Em «Os Dois Marcianos», conto que o próprio organizador lusitano escolheu para se fazer representar (opção editorial bastante comum na FC, tendo inclusivamente Silverberg exercido-a na obra original - não obstante haver uma certa legitimidade questionável no acto de os organizadores se escolherem a si mesmos a que os criticos não são totalmente insensíveis), encontramos um caçador que, atravessando os montes em busca de aves, acompanhado da cadela perdigueira, se depara com um encontro inesperado.

O meu susto não advinha propriamente de ver surgir um vulto à minha frente, mas tão somente do vulto que tinha surgido: vestia um fato espacial, com a cabeça metida numa esfera de vidro ou matéria plástica transparente. O seu rosto era o de um homem adulto com corpo de criança.

Este ser, que rapidamente se mostra acompanhado por um companheiro com trajes idênticos, aborda o protagonista com bastante pragmatismo.

— Terrestre — pronunciou um deles.— Estamos aqui em missão pacífica.
— Pois —acrescentou o outro.
— Não viemos de Marte com outras intenções que não fossem as de estabelecer relações de paz e amizade com a Terra — prosseguiu o que falara primeiro.

As ditas relações consistem num interrogatório imediato sobre as intenções dos humanos na área da conquista espacial. O nosso protagonista, fazendo uso de um juízo mundano, pensa que aqueles seres não passam de meras crianças entretidas numa brincadeira e oferece respostas a condizer. Mas como estranha a insistência, em breve se cansa e, virando-lhes costas, regressa junto do grupo que o acompanhava. O encontro nada deve ter significado para os supostos marcianos, pois não tentam sequer segui-lo nem impedi-lo de divulgar a presença deles.

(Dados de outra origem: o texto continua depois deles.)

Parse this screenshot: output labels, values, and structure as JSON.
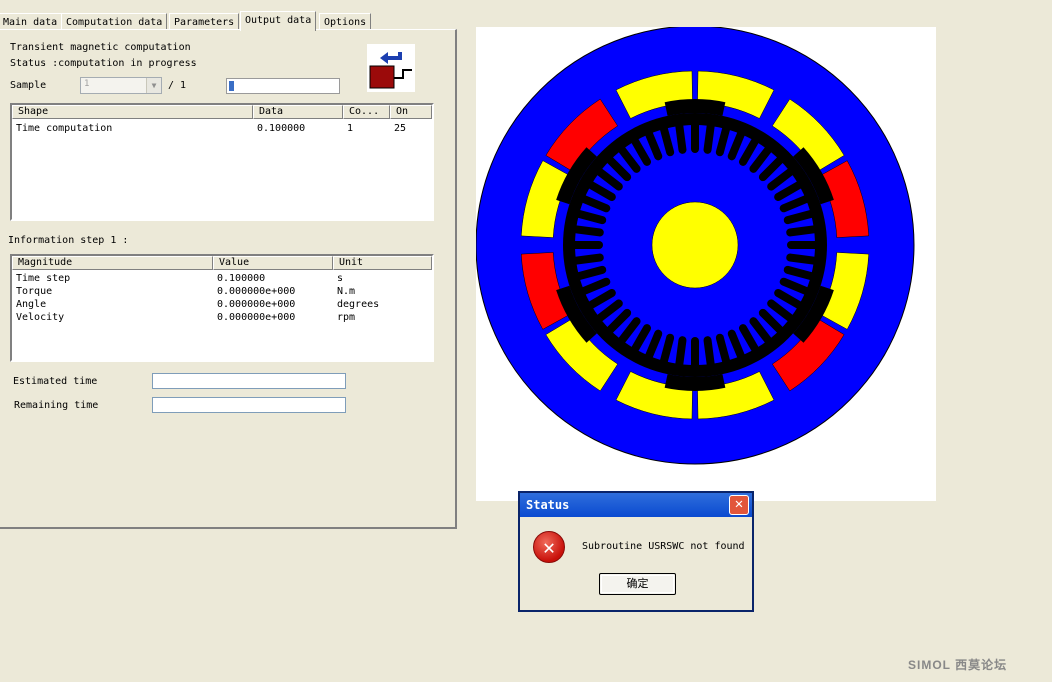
{
  "tabs": [
    "Main data",
    "Computation data",
    "Parameters",
    "Output data",
    "Options"
  ],
  "active_tab": "Output data",
  "header": {
    "title": "Transient magnetic computation",
    "status": "Status :computation in progress",
    "sample_label": "Sample",
    "sample_value": "1",
    "sample_total": "/ 1",
    "progress_fraction": 0.05
  },
  "shape_table": {
    "columns": [
      "Shape",
      "Data",
      "Co...",
      "On"
    ],
    "rows": [
      [
        "Time computation",
        "0.100000",
        "1",
        "25"
      ]
    ]
  },
  "info_label": "Information step 1 :",
  "info_table": {
    "columns": [
      "Magnitude",
      "Value",
      "Unit"
    ],
    "rows": [
      [
        "Time step",
        "0.100000",
        "s"
      ],
      [
        "Torque",
        "0.000000e+000",
        "N.m"
      ],
      [
        "Angle",
        "0.000000e+000",
        "degrees"
      ],
      [
        "Velocity",
        "0.000000e+000",
        "rpm"
      ]
    ]
  },
  "estimated_time_label": "Estimated time",
  "remaining_time_label": "Remaining time",
  "dialog": {
    "title": "Status",
    "message": "Subroutine USRSWC not found",
    "ok_label": "确定",
    "close_glyph": "✕",
    "icon_glyph": "✕"
  },
  "watermark": "SIMOL 西莫论坛",
  "colors": {
    "stator_blue": "#0000ff",
    "coil_yellow": "#ffff00",
    "coil_red": "#ff0000",
    "iron_black": "#000000"
  }
}
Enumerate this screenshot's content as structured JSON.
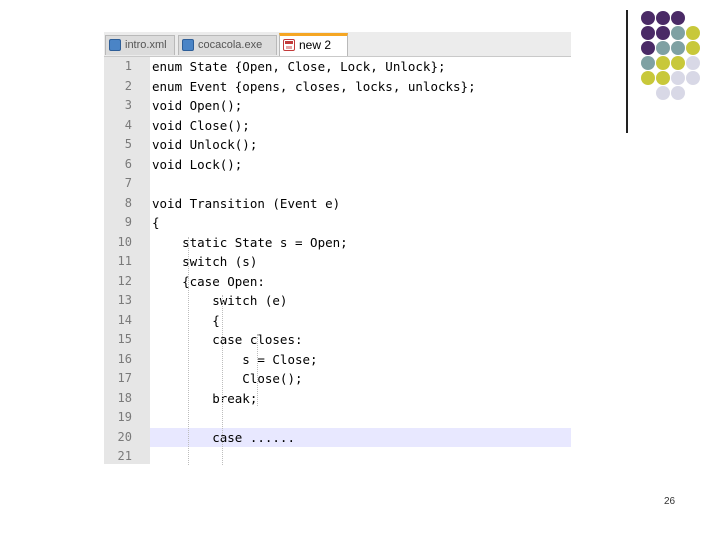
{
  "tabs": [
    {
      "label": "intro.xml",
      "icon": "save-file-icon",
      "active": false
    },
    {
      "label": "cocacola.exe",
      "icon": "save-file-icon",
      "active": false
    },
    {
      "label": "new 2",
      "icon": "unsaved-file-icon",
      "active": true
    }
  ],
  "code_lines": [
    {
      "num": "1",
      "text": "enum State {Open, Close, Lock, Unlock};"
    },
    {
      "num": "2",
      "text": "enum Event {opens, closes, locks, unlocks};"
    },
    {
      "num": "3",
      "text": "void Open();"
    },
    {
      "num": "4",
      "text": "void Close();"
    },
    {
      "num": "5",
      "text": "void Unlock();"
    },
    {
      "num": "6",
      "text": "void Lock();"
    },
    {
      "num": "7",
      "text": ""
    },
    {
      "num": "8",
      "text": "void Transition (Event e)"
    },
    {
      "num": "9",
      "text": "{"
    },
    {
      "num": "10",
      "text": "    static State s = Open;"
    },
    {
      "num": "11",
      "text": "    switch (s)"
    },
    {
      "num": "12",
      "text": "    {case Open:"
    },
    {
      "num": "13",
      "text": "        switch (e)"
    },
    {
      "num": "14",
      "text": "        {"
    },
    {
      "num": "15",
      "text": "        case closes:"
    },
    {
      "num": "16",
      "text": "            s = Close;"
    },
    {
      "num": "17",
      "text": "            Close();"
    },
    {
      "num": "18",
      "text": "        break;"
    },
    {
      "num": "19",
      "text": ""
    },
    {
      "num": "20",
      "text": "        case ......"
    },
    {
      "num": "21",
      "text": ""
    }
  ],
  "highlighted_line": "20",
  "page_number": "26",
  "colors": {
    "dot_purple": "#4a2a66",
    "dot_teal": "#7fa1a3",
    "dot_yellow": "#c8c83a",
    "dot_lavender": "#d8d8e6",
    "active_tab_accent": "#f5a623",
    "line_highlight": "#e8e8ff"
  }
}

De novo reunido com os restantes caçadores, fica a saber que um deles jura ter avistado um disco voador pousar no eucaliptal mais próximo, o que dá aos companheiros a natural desculpa para gozar com ele. O protagonista relaciona de imediato o evento com a sua experiência (afinal os miúdos não eram miúdos coisa nenhuma...), e informa que, por sua vez, tinha encontrado os marcianos. A única consequência deste acto é de, também ele, se tornar alvo de chacota.

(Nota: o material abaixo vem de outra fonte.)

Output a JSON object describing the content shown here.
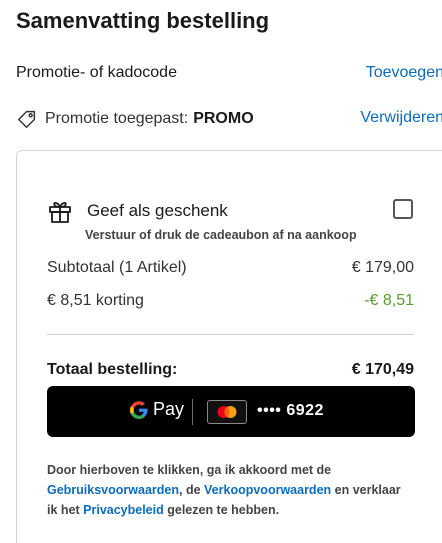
{
  "header": {
    "title": "Samenvatting bestelling"
  },
  "promo": {
    "label": "Promotie- of kadocode",
    "add_link": "Toevoegen",
    "applied_prefix": "Promotie toegepast:",
    "applied_code": "PROMO",
    "remove_link": "Verwijderen",
    "icon": "tag-icon"
  },
  "gift": {
    "icon": "gift-icon",
    "label": "Geef als geschenk",
    "checked": false,
    "sublabel": "Verstuur of druk de cadeaubon af na aankoop"
  },
  "summary": {
    "subtotal_label": "Subtotaal (1 Artikel)",
    "subtotal_value": "€ 179,00",
    "discount_label": "€ 8,51 korting",
    "discount_value": "-€ 8,51",
    "total_label": "Totaal bestelling:",
    "total_value": "€ 170,49"
  },
  "payment": {
    "pay_text": "Pay",
    "card_masked": "•••• 6922",
    "card_icon": "mastercard-icon",
    "colors": {
      "button_bg": "#000000",
      "mc_red": "#eb001b",
      "mc_orange": "#f79e1b"
    }
  },
  "terms": {
    "part1": "Door hierboven te klikken, ga ik akkoord met de",
    "link1": "Gebruiksvoorwaarden",
    "part2": ", de",
    "link2": "Verkoopvoorwaarden",
    "part3": "en verklaar ik het",
    "link3": "Privacybeleid",
    "part4": "gelezen te hebben."
  },
  "colors": {
    "link": "#0a6bbf",
    "discount": "#5b9a2e",
    "border": "#d4d4d4"
  }
}
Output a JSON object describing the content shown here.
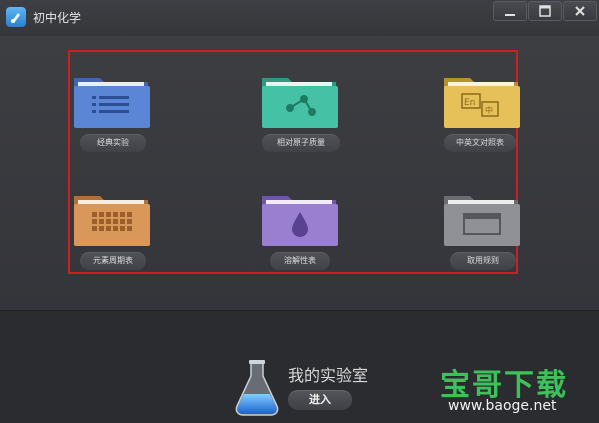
{
  "window": {
    "title": "初中化学",
    "controls": {
      "minimize": "minimize",
      "maximize": "maximize",
      "close": "close"
    }
  },
  "tiles": [
    {
      "label": "经典实验",
      "icon": "list-icon",
      "color": "#5b86d6"
    },
    {
      "label": "相对原子质量",
      "icon": "molecule-icon",
      "color": "#45c2a6"
    },
    {
      "label": "中英文对照表",
      "icon": "translate-icon",
      "color": "#e6c15a"
    },
    {
      "label": "元素周期表",
      "icon": "periodic-table-icon",
      "color": "#d9975a"
    },
    {
      "label": "溶解性表",
      "icon": "drop-icon",
      "color": "#9a7fd0"
    },
    {
      "label": "取用规则",
      "icon": "window-icon",
      "color": "#8f9196"
    }
  ],
  "lab": {
    "title": "我的实验室",
    "enter_label": "进入"
  },
  "watermark": {
    "brand": "宝哥下载",
    "url": "www.baoge.net"
  }
}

O conto termina assim; indiferente às consequências de tais encontros e aos possíveis actos seguintes, quer dos extraterrestres quer dos humanos; ignorante da reacção do grupo perante a insistência dos amigos, que naturalmente acabaria por despertar alguma curiosidade em descobrir evidências físicas; imperturbável inclusive perante o enorme potencial satírico de um enredo em que o dito protagonista, pensando tratar-se de um jogo infantil, inventaria que a Terra acumulava há décadas e em pleno segredo uma força bélica destinada a destruir o planeta vermelho, enriquecendo a sua ficção com tal maestria que não só os alienígenas acreditariam como regressariam a casa para alertar os seus... descobrindo-se subtilmente o motivo, nunca percebido pela Humanidade, pelo qual os marcianos de Wells nos atacaram!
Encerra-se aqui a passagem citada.